Since giving up on what are good, healthy ideas is not a good idea either, what are the alternatives? How about starting small, by implementing these five very simple healthy life habits today.
Drink a Glass of Water Before Every Meal
It’s a given that everyone needs to drink more water. It will help improve your digestion, clear the skin a bit and keep you away from those tempting but tasty sodas. There is another big benefit though; drinking that glass of water before you eat will already fill you up a bit, so you won’t be as tempted to eat beyond the point when you are full just to clean your plate as you might usually do.
Make Just One Meal Really Healthy
Pick a meal, it really doesn’t matter which one, and vow to make it the one truly healthy meal you eat a day. For many lunch may be the easiest though as it’s often the one meal eaten away from the rest of the family. Get into the habit of taking lunch to work to help you stick to your plan. It does not have to be very complicated. A can of tuna and two apples. A skinless chicken breast and some cucumbers. And make sure you have it all ready to go when your break begins. That way you won’t even have to think about eating healthy, you just will.
Get Active at Lunchtime
It won’t take you an hour to eat tuna and apples, so do something more productive than standing around indulging in the usual watercooler gossip. Get outside and go for a walk. Close your office door and do some stretches and simple exercises like push-ups. Again, it does not even really matter what you do, as long as you do something.

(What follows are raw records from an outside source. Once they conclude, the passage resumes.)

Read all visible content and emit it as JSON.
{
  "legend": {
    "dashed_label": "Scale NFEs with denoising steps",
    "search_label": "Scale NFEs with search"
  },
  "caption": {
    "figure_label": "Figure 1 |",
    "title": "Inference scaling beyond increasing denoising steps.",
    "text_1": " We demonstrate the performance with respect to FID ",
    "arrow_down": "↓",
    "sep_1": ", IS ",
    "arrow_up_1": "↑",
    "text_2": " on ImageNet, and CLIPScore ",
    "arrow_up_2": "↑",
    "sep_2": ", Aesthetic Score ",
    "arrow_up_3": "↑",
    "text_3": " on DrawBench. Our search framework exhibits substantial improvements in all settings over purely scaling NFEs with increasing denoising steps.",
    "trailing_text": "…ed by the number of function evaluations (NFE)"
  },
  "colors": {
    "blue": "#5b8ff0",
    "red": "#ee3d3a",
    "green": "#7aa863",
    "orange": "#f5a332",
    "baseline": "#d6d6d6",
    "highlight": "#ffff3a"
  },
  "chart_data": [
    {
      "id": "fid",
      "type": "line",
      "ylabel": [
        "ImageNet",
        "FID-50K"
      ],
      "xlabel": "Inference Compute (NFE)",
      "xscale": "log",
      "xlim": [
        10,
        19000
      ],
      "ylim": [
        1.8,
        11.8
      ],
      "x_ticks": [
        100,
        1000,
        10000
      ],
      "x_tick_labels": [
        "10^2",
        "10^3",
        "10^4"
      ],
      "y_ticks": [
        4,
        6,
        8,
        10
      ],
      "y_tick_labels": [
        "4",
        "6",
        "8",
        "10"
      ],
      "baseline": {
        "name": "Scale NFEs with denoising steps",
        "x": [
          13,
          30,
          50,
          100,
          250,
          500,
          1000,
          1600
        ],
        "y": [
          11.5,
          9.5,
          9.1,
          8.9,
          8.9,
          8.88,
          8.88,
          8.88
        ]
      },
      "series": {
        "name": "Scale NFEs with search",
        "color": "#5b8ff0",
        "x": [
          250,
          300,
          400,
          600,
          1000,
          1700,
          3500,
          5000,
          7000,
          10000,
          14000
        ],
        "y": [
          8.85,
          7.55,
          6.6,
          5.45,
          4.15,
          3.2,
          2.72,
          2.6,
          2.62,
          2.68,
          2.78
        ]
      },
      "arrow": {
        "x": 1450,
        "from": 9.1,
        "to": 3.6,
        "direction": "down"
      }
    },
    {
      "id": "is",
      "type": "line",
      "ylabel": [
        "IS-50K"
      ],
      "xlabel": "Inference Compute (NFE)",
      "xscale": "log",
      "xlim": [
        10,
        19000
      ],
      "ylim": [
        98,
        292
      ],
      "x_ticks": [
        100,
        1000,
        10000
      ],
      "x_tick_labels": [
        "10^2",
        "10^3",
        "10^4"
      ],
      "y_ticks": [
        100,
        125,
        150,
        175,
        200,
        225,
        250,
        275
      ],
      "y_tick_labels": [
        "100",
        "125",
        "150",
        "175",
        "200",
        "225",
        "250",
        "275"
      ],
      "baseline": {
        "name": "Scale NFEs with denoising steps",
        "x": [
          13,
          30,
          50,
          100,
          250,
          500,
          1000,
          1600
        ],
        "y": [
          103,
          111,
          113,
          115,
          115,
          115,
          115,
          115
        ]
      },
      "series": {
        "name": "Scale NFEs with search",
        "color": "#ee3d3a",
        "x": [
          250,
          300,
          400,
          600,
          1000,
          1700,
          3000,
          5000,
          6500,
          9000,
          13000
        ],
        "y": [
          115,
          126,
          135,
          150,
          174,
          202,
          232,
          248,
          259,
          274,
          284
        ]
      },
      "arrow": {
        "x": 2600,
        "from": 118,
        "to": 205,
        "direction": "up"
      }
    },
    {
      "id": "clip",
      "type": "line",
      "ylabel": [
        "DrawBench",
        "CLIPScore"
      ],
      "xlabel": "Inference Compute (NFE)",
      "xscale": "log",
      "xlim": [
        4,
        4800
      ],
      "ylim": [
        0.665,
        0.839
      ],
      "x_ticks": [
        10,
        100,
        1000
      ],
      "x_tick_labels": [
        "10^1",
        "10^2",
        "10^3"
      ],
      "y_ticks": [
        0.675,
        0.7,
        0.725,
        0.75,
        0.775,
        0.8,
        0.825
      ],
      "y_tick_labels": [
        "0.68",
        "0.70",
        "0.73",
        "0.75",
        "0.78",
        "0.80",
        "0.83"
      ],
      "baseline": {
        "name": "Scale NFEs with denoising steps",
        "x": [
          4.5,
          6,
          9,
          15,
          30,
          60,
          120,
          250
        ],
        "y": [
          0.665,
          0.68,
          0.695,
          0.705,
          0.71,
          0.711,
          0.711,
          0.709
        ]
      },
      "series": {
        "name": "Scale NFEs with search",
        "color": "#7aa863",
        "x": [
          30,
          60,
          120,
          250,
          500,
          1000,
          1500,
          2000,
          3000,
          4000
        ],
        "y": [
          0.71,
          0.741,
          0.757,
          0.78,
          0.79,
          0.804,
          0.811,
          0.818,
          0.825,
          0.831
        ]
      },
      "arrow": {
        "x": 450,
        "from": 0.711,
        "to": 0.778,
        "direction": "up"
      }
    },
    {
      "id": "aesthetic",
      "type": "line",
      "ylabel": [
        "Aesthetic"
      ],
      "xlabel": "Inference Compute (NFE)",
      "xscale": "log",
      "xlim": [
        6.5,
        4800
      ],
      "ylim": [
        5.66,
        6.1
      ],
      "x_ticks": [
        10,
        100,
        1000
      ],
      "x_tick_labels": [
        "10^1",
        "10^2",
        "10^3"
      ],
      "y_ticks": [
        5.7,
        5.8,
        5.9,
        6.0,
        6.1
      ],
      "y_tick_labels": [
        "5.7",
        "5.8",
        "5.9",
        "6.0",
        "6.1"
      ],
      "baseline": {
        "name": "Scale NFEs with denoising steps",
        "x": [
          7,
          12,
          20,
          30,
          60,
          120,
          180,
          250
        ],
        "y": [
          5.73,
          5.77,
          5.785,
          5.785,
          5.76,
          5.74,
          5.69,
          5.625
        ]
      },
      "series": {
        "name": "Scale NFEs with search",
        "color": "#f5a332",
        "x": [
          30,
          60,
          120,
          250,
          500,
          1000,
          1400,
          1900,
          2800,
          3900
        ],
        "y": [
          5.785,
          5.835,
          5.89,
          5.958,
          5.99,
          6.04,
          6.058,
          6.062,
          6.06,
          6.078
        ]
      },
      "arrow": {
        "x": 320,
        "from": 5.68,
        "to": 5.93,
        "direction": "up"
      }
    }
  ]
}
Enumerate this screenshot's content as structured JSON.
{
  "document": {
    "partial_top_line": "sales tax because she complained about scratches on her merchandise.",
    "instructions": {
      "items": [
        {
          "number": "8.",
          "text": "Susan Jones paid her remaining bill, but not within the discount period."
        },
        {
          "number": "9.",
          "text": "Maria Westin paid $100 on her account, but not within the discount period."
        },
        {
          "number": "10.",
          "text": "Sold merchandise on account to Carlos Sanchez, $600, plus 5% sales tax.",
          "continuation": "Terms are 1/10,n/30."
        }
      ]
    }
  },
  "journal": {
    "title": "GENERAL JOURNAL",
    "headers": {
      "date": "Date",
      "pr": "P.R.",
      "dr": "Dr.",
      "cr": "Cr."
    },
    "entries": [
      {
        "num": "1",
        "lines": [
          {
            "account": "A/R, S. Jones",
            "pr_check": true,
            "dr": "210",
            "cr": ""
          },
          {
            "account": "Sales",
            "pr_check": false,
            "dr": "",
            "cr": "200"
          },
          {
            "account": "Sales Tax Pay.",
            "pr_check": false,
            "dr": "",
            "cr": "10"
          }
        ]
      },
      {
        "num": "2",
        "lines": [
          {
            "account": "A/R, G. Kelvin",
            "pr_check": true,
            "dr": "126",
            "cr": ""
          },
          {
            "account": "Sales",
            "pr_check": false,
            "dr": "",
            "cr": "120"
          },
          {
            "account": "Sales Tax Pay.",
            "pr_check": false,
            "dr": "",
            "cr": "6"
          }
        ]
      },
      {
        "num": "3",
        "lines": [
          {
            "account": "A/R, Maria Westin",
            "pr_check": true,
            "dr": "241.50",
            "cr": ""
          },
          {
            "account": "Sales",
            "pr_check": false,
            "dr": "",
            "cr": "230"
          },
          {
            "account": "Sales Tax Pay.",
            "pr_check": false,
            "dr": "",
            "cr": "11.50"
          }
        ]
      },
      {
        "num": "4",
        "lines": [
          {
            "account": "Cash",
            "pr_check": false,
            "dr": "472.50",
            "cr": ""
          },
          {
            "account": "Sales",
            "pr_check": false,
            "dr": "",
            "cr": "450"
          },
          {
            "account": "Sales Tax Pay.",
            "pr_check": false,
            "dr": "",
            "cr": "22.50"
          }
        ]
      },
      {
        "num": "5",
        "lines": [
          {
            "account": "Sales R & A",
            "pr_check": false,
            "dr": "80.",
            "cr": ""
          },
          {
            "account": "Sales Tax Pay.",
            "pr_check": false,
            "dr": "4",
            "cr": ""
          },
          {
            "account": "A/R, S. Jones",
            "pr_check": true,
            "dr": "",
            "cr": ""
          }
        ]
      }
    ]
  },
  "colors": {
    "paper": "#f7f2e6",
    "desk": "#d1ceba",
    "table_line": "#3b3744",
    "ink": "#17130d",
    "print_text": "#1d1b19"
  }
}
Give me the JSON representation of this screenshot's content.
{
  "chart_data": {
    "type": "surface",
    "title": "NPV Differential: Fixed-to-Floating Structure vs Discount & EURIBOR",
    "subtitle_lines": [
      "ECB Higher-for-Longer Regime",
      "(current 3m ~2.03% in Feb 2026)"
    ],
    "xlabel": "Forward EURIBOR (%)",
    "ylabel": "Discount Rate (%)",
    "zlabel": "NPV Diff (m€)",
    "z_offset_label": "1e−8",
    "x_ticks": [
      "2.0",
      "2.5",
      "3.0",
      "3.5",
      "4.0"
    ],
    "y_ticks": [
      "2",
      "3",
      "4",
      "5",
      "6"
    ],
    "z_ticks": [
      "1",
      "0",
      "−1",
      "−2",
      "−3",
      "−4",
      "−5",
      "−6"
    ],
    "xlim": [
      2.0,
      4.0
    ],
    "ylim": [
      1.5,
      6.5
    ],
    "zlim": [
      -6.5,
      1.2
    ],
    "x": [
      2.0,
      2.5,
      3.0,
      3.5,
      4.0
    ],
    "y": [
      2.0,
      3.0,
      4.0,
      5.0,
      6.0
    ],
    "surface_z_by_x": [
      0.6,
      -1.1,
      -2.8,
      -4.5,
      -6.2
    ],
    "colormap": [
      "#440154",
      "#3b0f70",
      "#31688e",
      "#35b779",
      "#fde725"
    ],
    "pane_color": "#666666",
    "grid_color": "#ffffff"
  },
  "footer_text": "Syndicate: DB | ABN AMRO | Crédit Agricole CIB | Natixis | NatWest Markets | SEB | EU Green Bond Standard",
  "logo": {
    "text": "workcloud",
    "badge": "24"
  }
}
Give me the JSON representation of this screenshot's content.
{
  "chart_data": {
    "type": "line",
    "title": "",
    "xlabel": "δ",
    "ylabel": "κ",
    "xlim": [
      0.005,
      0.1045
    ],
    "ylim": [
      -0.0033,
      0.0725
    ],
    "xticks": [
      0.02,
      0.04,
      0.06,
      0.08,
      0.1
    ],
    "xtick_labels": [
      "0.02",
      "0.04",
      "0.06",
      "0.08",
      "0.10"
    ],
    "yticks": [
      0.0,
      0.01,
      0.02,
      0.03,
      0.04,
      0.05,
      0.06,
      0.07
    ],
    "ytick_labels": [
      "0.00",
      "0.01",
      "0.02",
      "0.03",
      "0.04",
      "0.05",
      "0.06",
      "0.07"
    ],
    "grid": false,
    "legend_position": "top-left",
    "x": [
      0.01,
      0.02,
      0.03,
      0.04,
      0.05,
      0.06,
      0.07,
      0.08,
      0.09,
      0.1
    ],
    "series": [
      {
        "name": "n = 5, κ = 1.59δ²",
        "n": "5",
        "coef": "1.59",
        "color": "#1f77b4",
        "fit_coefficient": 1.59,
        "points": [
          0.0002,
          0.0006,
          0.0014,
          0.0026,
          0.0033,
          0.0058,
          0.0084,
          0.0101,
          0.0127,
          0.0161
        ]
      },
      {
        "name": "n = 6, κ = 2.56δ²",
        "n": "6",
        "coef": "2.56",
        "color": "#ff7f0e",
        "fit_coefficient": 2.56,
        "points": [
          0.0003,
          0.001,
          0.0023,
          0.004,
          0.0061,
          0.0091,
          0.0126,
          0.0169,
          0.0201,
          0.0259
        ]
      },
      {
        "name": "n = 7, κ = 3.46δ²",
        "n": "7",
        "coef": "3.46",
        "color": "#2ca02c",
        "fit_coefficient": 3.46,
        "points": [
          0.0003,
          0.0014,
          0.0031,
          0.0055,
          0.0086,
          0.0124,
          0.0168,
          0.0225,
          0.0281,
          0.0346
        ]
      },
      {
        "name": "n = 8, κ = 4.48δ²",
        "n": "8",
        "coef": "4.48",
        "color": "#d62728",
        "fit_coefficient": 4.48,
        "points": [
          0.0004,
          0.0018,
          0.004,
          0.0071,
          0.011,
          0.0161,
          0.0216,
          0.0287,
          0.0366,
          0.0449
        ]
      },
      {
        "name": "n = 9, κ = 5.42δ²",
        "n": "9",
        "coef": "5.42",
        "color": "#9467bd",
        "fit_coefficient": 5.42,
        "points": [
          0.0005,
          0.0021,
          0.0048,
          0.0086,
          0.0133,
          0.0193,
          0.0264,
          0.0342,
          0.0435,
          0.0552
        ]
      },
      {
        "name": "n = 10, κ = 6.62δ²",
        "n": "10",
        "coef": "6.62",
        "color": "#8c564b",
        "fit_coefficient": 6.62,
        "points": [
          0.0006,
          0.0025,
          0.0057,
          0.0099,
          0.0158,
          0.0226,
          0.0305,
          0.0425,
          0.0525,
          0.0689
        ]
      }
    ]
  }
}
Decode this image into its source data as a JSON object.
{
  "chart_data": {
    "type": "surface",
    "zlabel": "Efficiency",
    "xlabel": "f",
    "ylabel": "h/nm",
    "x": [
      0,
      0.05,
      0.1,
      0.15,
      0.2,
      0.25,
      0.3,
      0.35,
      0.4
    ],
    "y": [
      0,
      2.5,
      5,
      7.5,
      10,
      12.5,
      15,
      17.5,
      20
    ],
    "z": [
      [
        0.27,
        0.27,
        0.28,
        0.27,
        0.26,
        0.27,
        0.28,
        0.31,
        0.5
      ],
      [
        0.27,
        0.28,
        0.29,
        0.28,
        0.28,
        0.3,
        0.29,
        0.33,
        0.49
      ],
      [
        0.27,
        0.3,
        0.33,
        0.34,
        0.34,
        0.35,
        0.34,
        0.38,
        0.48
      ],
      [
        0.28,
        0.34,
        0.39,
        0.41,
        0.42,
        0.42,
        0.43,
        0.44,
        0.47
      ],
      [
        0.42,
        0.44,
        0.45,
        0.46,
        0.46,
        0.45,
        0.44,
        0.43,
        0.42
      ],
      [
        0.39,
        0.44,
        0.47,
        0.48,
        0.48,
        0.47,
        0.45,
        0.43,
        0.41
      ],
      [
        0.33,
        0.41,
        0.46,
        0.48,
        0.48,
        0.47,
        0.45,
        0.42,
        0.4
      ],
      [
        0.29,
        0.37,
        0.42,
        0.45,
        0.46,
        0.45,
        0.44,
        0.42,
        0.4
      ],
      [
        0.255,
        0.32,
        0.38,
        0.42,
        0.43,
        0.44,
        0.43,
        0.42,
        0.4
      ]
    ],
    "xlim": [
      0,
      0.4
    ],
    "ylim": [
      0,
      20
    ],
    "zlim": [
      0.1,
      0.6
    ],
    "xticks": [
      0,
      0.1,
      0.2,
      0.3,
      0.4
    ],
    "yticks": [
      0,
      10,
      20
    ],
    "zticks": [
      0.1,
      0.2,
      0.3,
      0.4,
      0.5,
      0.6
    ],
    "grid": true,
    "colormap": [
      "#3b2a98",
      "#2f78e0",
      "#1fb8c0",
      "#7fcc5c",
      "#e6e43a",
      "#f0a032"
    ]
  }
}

Eat a Meal-replacement Bar
Remember those snack times we discussed? A couple of times a week make one of them a meal replacement bar. Not the dieter’s kind, but the protein enriched ones (most pack 15-25g of protein) as that will give you a nice energy boost naturally. And as most of them taste very nice this is one of those healthy life habits you can actually enjoy adopting.
Set Yourself a Weekly Physical Challenge That’s Fun
The gym is boring, however fancy it is. That’s why going there on a regular basis is such a tough thing to stick to. One thing you can do to reignite your passion for physical exercise is to set yourself a weekly physical challenge to complete. But not one like “walk five miles on the treadmill at a 7 percent incline”, that’s boring and it’s a yardstick, not a challenge.
A challenge is something like “hike 5 miles through/across X trail” “swim 5 miles in Lake/River X”, or even just “survive 90 minutes of soccer with the kids”. Not only will these be far more interesting for you but it’ll also sound far more impressive around the watercooler as well!
The best thing about implementing these small, easy to get started changes is that as you manage to stick with them adding others gradually will be easier and suddenly one day you’ll realize that you did indeed ‘go all in’ and succeed, you just never really noticed it!